I am extremely aware of the problems with the recruitment of social workers nationally and in the Midlands. I also accept Ms Ambrose’s evidence that there is a particular issue in Herefordshire, both because of its troubled recent history and the rural nature of the community. The role of a social worker is an enormously difficult one, so often being caught between the need to safeguard children, and the impact their work can have on parents in particular.
However, the powers of the Court to order anonymisation in relation to professionals need to be exercised with considerable care. Social workers are employees of a public authority conducting a very important function that has enormous implications on the lives of others. As such, they necessarily carry some public accountability and the principles of open justice can only be departed from with considerable caution.

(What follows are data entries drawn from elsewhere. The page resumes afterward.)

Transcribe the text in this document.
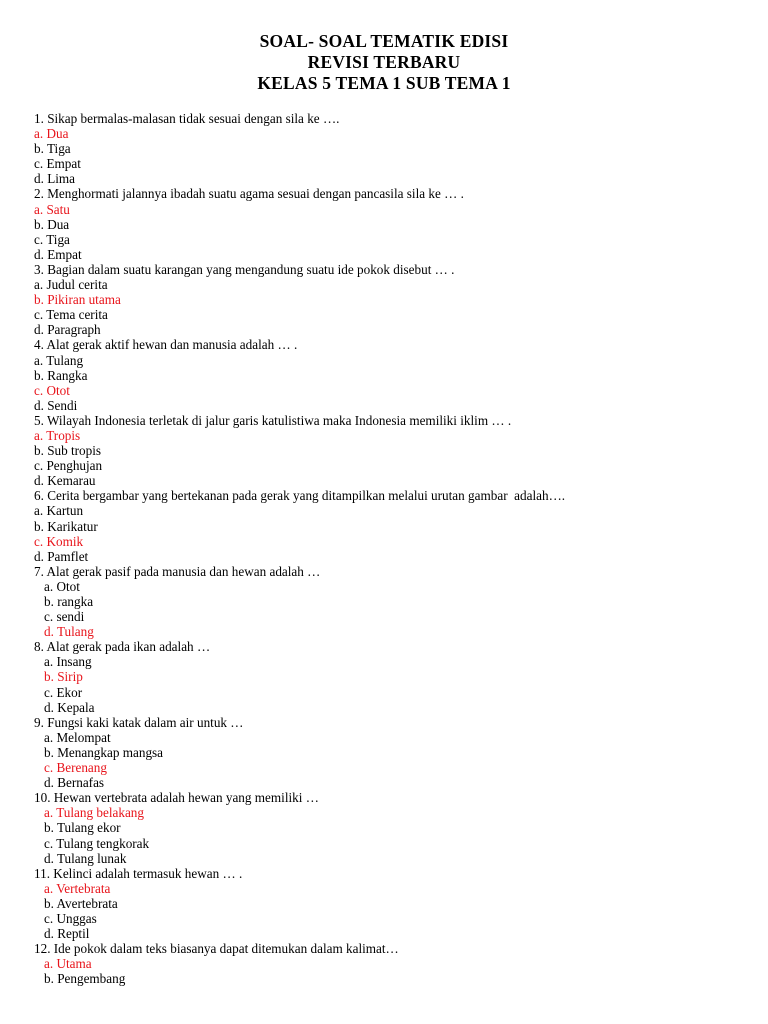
SOAL- SOAL TEMATIK EDISI
REVISI TERBARU
KELAS 5 TEMA 1 SUB TEMA 1
1. Sikap bermalas-malasan tidak sesuai dengan sila ke ….
a. Dua
b. Tiga
c. Empat
d. Lima
2. Menghormati jalannya ibadah suatu agama sesuai dengan pancasila sila ke … .
a. Satu
b. Dua
c. Tiga
d. Empat
3. Bagian dalam suatu karangan yang mengandung suatu ide pokok disebut … .
a. Judul cerita
b. Pikiran utama
c. Tema cerita
d. Paragraph
4. Alat gerak aktif hewan dan manusia adalah … .
a. Tulang
b. Rangka
c. Otot
d. Sendi
5. Wilayah Indonesia terletak di jalur garis katulistiwa maka Indonesia memiliki iklim … .
a. Tropis
b. Sub tropis
c. Penghujan
d. Kemarau
6. Cerita bergambar yang bertekanan pada gerak yang ditampilkan melalui urutan gambar  adalah….
a. Kartun
b. Karikatur
c. Komik
d. Pamflet
7. Alat gerak pasif pada manusia dan hewan adalah …
a. Otot
b. rangka
c. sendi
d. Tulang
8. Alat gerak pada ikan adalah …
a. Insang
b. Sirip
c. Ekor
d. Kepala
9. Fungsi kaki katak dalam air untuk …
a. Melompat
b. Menangkap mangsa
c. Berenang
d. Bernafas
10. Hewan vertebrata adalah hewan yang memiliki …
a. Tulang belakang
b. Tulang ekor
c. Tulang tengkorak
d. Tulang lunak
11. Kelinci adalah termasuk hewan … .
a. Vertebrata
b. Avertebrata
c. Unggas
d. Reptil
12. Ide pokok dalam teks biasanya dapat ditemukan dalam kalimat…
a. Utama
b. Pengembang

This is not a situation where the type of vilification and harassment which was raised in Abbasi and has become sadly not infrequent in highly emotionally fraught children’s medical cases, is in issue. The social workers here are not being made subject to a campaign of harassment of the type in issue in Abbasi. Therefore any interference in the social workers Article 8 rights is certainly not of the level considered in that case, and is no different to any individual who may be commented upon or criticised in a public broadcast. Ms Tickle and the BBC are undertaking a documentary programme with all the journalistic standards that are applicable. For those reasons I do not conclude that there is a justification for anonymity sufficient to justify the interference with Article 10 rights.